# Used car price predictor

In [97]:
import pandas as pd
from sklearn.ensemble import RandomForestRegressor
from sklearn.preprocessing import OrdinalEncoder
import joblib

# Load and preprocess the dataset
data = pd.read_csv('Auto_Dataset.csv', encoding='unicode_escape')
data['price'] = data['price'].replace({'\\$': '', ',': ''}, regex=True).astype(float)
data['odometer'] = data['odometer'].str.replace('km', '').str.replace(',', '').astype(float)

# Drop unnecessary columns and handle missing values
data = data.drop(columns=['dateCrawled', 'seller', 'offerType', 'abtest', 'dateCreated', 'nrOfPictures', 'postalCode', 'lastSeen']).dropna()

# Encode categorical columns
ordinal_encoders = {}
for column in data.select_dtypes(include=['object']).columns:
    encoder = OrdinalEncoder(handle_unknown='use_encoded_value', unknown_value=-1)
    data[column] = encoder.fit_transform(data[[column]])
    ordinal_encoders[column] = encoder

# Train a Random Forest model
X = data.drop(columns=['price'])
y = data['price']
model = RandomForestRegressor(n_estimators=100, random_state=42)
model.fit(X, y)

# Save the model
joblib.dump(model, 'random_forest_model.pkl')
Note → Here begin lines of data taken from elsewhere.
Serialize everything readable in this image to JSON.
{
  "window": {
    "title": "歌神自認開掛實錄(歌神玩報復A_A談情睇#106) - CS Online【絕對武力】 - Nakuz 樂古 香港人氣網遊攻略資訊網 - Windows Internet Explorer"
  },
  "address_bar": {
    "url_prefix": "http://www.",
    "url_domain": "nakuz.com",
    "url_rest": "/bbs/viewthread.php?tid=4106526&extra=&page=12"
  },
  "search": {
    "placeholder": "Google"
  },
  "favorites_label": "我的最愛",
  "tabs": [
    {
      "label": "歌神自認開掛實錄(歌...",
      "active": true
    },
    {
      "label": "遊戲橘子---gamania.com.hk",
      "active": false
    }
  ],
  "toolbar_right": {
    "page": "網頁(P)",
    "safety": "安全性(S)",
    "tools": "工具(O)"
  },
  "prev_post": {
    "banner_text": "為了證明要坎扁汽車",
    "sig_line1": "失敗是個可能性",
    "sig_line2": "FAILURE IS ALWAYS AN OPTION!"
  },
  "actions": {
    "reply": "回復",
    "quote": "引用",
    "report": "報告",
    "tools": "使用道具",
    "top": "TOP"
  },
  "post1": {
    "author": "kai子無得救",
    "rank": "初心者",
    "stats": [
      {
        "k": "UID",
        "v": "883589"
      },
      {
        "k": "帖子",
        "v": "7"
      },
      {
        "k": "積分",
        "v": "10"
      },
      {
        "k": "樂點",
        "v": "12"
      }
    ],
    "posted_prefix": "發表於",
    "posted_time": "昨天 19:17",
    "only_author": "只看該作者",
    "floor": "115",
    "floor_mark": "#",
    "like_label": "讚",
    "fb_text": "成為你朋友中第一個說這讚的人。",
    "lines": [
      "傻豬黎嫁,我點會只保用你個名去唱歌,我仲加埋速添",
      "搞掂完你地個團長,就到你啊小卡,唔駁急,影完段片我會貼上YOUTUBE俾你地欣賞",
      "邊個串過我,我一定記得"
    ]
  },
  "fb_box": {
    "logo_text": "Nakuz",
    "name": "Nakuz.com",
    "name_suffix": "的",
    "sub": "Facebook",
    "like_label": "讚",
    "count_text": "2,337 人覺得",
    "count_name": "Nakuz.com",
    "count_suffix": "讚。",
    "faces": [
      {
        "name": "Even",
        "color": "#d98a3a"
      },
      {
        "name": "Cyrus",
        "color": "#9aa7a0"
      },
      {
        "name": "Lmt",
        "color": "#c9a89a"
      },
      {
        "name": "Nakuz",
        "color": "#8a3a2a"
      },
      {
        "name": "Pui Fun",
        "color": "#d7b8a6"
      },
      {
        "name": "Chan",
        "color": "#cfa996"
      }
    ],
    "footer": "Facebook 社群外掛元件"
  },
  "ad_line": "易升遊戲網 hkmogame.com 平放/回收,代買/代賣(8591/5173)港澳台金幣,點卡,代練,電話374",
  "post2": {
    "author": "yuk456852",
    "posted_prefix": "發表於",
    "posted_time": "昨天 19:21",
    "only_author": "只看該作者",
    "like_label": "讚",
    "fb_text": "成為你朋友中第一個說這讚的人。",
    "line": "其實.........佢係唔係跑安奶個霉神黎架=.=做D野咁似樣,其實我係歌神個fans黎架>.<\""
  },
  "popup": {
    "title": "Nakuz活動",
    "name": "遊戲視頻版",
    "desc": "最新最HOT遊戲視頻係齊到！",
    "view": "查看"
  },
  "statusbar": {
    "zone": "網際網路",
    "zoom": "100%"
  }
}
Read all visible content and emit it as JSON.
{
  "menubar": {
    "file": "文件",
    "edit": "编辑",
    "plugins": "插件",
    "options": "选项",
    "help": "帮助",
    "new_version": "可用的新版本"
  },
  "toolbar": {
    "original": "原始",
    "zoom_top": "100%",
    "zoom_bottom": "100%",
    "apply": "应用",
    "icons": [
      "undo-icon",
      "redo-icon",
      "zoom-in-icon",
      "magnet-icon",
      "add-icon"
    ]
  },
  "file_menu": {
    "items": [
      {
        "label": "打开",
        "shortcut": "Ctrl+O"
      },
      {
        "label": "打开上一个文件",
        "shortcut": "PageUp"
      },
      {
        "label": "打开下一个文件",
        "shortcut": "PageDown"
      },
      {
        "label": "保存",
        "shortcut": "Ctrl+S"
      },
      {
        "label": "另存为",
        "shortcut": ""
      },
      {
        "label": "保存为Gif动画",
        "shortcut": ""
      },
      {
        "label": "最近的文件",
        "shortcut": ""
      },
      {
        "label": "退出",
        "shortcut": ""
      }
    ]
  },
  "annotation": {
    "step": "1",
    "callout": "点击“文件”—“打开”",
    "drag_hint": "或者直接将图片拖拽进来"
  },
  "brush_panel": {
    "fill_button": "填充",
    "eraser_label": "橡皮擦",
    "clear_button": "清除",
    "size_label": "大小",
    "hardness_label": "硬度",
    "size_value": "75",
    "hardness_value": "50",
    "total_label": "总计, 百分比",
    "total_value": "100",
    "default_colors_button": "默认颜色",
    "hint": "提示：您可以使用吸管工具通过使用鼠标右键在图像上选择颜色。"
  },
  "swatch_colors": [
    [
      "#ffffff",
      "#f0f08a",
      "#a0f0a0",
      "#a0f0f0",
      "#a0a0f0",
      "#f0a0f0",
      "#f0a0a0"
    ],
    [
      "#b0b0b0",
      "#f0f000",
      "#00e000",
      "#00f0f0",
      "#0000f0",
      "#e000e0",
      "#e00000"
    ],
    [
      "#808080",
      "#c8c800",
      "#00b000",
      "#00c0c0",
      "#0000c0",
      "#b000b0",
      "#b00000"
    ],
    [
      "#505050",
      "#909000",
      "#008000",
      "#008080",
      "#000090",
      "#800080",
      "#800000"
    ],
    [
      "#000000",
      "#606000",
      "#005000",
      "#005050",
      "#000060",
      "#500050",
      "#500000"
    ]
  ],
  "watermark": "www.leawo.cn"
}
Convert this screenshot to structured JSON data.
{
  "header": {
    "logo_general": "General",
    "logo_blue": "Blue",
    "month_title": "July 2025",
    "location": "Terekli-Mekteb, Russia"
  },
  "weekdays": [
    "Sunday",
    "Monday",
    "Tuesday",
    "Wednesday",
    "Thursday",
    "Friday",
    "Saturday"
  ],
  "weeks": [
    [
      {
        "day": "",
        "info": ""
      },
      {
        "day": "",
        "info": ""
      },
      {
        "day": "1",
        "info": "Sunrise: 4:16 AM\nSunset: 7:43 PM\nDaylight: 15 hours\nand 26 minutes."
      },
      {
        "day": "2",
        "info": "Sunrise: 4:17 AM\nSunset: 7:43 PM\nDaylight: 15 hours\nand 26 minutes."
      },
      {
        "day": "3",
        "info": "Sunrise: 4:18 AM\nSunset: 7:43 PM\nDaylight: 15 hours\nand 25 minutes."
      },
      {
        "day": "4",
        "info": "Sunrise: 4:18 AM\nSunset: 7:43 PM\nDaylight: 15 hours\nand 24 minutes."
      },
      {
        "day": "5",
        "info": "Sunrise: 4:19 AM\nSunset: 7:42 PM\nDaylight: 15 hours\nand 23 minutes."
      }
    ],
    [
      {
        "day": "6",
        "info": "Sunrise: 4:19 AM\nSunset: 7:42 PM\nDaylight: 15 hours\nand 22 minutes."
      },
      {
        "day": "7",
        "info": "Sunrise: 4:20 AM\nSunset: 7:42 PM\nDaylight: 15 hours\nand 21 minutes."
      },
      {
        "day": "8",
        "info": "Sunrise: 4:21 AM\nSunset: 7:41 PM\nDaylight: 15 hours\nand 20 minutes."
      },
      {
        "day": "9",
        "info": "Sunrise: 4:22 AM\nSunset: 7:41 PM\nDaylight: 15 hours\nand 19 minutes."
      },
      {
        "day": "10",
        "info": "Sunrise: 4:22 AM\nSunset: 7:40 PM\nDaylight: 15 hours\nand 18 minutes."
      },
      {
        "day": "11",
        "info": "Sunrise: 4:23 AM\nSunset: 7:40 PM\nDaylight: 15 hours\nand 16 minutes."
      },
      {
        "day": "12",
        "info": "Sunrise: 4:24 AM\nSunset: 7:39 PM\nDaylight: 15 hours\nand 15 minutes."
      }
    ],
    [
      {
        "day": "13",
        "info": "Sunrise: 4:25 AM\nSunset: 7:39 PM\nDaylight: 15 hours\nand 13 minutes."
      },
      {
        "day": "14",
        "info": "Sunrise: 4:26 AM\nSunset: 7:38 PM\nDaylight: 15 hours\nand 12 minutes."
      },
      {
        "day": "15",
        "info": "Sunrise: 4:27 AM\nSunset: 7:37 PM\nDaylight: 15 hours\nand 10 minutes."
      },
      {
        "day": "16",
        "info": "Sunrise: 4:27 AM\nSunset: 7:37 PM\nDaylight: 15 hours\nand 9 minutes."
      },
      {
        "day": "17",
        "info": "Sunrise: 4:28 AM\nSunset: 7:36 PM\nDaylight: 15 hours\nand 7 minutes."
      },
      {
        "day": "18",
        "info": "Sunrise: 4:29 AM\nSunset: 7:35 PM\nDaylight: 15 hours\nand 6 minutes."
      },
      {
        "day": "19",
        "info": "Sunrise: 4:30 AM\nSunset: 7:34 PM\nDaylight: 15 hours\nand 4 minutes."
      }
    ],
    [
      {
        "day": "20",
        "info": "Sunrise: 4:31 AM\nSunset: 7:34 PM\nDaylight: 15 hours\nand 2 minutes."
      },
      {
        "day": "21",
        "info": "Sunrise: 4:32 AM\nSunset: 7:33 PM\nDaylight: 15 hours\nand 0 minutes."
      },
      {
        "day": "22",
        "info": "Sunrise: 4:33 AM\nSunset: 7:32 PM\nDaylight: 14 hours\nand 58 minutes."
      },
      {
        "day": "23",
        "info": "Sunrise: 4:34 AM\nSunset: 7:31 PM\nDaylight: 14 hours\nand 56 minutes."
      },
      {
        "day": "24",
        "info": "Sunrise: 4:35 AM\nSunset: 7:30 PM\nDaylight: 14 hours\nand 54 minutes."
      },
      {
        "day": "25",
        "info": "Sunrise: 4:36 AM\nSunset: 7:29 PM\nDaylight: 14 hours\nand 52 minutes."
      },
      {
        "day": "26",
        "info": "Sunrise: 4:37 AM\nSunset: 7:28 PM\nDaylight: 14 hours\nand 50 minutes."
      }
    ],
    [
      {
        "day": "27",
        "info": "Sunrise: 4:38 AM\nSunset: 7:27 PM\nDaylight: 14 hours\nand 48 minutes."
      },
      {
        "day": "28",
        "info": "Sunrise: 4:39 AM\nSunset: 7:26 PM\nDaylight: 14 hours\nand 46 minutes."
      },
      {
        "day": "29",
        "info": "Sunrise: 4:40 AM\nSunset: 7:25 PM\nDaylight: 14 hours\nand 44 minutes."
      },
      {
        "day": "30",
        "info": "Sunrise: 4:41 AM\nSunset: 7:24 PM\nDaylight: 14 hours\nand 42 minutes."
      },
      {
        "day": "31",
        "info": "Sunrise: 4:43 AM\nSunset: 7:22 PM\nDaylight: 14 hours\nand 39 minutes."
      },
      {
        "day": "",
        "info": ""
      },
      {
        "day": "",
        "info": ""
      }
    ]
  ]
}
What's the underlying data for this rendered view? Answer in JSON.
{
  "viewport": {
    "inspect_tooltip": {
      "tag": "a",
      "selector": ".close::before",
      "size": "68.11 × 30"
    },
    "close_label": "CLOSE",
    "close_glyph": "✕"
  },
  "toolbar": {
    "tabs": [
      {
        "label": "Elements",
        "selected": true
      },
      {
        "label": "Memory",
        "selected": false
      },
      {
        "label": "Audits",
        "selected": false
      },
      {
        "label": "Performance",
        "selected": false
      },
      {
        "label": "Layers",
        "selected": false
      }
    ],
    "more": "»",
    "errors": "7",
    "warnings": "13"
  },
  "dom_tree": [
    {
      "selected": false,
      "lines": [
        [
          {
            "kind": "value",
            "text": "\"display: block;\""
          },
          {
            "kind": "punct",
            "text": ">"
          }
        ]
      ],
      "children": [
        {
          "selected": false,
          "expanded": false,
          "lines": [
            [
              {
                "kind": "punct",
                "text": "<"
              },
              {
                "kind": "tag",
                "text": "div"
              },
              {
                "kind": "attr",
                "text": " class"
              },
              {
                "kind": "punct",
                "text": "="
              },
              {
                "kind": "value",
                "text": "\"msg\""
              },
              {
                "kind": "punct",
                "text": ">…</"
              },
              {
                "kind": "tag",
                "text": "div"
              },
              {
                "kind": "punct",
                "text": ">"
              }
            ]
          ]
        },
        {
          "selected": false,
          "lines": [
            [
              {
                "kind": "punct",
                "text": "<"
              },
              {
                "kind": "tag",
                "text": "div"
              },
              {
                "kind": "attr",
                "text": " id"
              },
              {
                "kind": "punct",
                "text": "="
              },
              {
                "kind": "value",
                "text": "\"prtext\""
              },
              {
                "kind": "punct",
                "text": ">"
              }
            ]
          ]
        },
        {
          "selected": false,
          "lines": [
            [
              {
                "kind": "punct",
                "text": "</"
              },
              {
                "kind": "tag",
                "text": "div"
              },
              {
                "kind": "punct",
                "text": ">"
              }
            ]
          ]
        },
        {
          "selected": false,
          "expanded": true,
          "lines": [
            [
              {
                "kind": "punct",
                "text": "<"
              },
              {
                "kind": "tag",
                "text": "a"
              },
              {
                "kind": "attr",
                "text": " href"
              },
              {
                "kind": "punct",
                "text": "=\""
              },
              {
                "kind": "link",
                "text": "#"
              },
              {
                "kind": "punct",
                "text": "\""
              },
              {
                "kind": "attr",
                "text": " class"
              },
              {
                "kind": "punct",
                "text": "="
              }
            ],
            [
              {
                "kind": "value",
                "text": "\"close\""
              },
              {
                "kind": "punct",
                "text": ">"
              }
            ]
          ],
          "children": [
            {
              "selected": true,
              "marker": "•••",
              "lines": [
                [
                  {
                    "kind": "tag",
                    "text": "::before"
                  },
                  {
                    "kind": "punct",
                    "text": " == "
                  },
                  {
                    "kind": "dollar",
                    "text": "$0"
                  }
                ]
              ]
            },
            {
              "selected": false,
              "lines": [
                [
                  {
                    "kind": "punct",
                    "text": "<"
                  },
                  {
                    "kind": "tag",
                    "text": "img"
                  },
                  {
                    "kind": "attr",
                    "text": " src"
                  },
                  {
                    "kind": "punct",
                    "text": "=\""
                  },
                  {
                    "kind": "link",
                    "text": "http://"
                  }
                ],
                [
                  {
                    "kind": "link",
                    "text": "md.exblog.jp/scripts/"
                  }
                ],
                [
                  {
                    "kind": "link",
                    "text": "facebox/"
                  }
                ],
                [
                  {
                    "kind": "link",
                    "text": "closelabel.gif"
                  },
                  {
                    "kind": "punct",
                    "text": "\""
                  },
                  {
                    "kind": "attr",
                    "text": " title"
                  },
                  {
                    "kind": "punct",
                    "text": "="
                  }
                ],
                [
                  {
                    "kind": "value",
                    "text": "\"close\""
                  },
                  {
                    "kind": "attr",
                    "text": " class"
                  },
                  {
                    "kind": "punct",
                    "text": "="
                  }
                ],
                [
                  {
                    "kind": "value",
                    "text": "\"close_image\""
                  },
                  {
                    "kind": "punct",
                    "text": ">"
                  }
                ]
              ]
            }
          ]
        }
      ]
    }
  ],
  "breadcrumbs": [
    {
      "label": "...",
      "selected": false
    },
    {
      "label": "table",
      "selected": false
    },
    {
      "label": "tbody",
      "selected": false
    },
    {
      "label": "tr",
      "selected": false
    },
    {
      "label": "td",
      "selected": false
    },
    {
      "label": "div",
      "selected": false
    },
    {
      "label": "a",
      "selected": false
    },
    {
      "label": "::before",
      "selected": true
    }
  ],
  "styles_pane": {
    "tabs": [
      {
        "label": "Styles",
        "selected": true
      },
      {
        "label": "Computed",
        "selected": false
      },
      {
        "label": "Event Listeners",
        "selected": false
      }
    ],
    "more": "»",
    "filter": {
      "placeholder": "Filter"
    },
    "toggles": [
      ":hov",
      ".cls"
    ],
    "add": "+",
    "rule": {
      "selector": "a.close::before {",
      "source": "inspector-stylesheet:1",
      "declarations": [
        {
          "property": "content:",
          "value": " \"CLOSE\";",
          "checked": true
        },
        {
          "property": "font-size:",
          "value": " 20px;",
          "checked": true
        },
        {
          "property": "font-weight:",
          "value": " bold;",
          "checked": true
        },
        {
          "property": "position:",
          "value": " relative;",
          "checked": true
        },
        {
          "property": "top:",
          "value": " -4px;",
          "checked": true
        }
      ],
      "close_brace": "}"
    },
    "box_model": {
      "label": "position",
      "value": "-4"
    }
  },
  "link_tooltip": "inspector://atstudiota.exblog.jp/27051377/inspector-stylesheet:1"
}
# Prepare test input that we want to predict
test_input = pd.DataFrame({
    'year': [2010],
    'odometer': [150000],
    'fuelType': ['diesel'],
    'gearbox': ['manuell'],
    'brand': ['ford']
})

# Ensure test input has all features and encode categorical columns
test_input = test_input.reindex(columns=X.columns, fill_value=0)
for column in test_input.select_dtypes(include=['object']).columns:
    test_input[column] = ordinal_encoders[column].transform(test_input[[column]])

# Predict car price
predicted_price = model.predict(test_input)

# Print the predicted price
print('The predicted price for the car is: ($)', predicted_price[0])


The predicted price for the car is: ($) 27485.84


In [98]:
# Prepare test input for a different car to compare prices when values are changed
car_2_input = pd.DataFrame({
    'year': [2000],               
    'odometer': [10000],          
    'fuelType': ['benzin'],        
    'gearbox': ['automatik'],        
    'brand': ['ford']              
})

# Ensure test input has all features and encode categorical columns
car_2_input = car_2_input.reindex(columns=X.columns, fill_value=0)
for column in car_2_input.select_dtypes(include=['object']).columns:
    car_2_input[column] = ordinal_encoders[column].transform(car_2_input[[column]])

# Predict car price for the second car
car_2_predicted_price = model.predict(car_2_input)

# Print the predicted price for the second car
print('The predicted price for the second car is: ($)', car_2_predicted_price[0])

The predicted price for the second car is: ($) 26457.78


Conclusion
In the first scenario, the car with a 2010 model year, 150,000 kilometers on the odometer, and a diesel engine with a manual gearbox was predicted to have a price of $27,485.84. This result reflects the influence of various features such as the model year, mileage, fuel type, and gearbox type on the car's market value. Given that the car is relatively newer and has a high mileage, it falls within a moderate price range for used vehicles of this type.
In the second scenario, when the input features were altered for a car from the year 2000, with only 10,000 kilometers on the odometer, a petrol engine, and an automatic gearbox, the predicted price dropped to $26,457.78. Despite the car's lower mileage, the older model year and changes in fuel type and gearbox type result in a slightly lower price compared to the first car. This suggests that the model values the combination of newer years and higher mileage higher than older cars with lower mileage, showing the complex interplay of these features in car price prediction.